A partir de 1967, o Dipo já apresentava aos seus leitores uma nova "cara". Com uma aparência mais leve, o jornal procurava diversificar seu noticiário na página principal. Notava-se uma nova "hierarquia" sobre a colocação das matérias na página. Sem dúvida, a manchete principal, ganhava seu espaço com direito a fotos, textos e pequenas chamadas complementares. Num segundo escalão, surgiam as submanchetes, ou seja, as matérias que mereciam uma chamada na primeira página, sem muito destaque. O primeiro transplante feito pelo professor Zerbini, o novo Ato Institucional, a chegada do homem à lua, foram algumas das matérias que marcaram a década de 60. Foram elas, também, que mereceram um tratamento especial de primeira página.

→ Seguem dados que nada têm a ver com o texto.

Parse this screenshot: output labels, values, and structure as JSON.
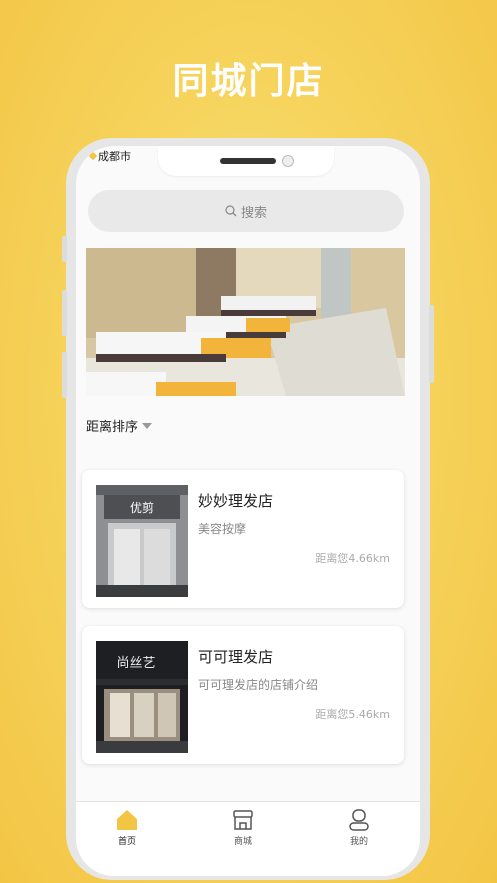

Conseqüentemente, monopolizaram a respectiva edição com farto material de textos e fotografias. A presença de um censor nas redações, mexeu com o brio dos profissionais de imprensa. No Dipo essa figura do censor foi desempenhada por um general da reserva. Por ele, passariam todas as provas das matérias que iriam para a composição e impressão respectivamente. Os desmandos do militarismo não eram estampados nas primeiras páginas e, muito menos, no miolo do jornal. Em novembro de 1969, ganhou destaque na primeira página do Diário Popular, a morte, em tiroteio, de Carlos Marighela, apontado como o mentor intelectual do terrorismo em todo o Brasil. Na verdade, o Dipo não era determinado em sua linha editorial.

Alegando uma boa aceitação em suas páginas de classificados, o jornal era moderado em sua posição política, e também, quanto ao trabalho das matérias para a publicação. O general comandava as ações. E a direção do jornal concordava plenamente. Entretanto, o Diário Popular era apontado como uma verdadeira escola para o jornalismo. Apesar de um perfil modesto, a "casa" oferecia um ambiente satisfatório no desenvolvimento das funções jornalísticas. Isso contribuía sempre para o surgimento de novos e bons profissionais.

O velho Dipo mostrava uma certa versatilidade em lidar com as transições urgentes quanto ao aspecto editorial. E foi desse jeito, que o jornal começou a ganhar uma nova forma no início da década de 70. A festa do Tricampeonato mundial de futebol, no México, monopolizou a primeira página, onde fotos e textos alternavam-se passando ao leitor a cobertura completa da grande conquista. Da mesma forma, o Diário se conduziu ao relatar a tragédia do Edifício Andraus. As imagens nesse episódio, ganharam uma conotação especial, acima de tudo pelo bom trabalho fotográfico.

Os textos foram colocados de uma forma quantitativamente equilibrada.

Em meados da década de 70, o Dipo já deixava bem claro a preferência em trabalhar melhor as imagens, ficando para os textos apenas uma função de complemento. Embora com boas ampliações de fotos na primeira página, o jornal não perdia sua característica editorial.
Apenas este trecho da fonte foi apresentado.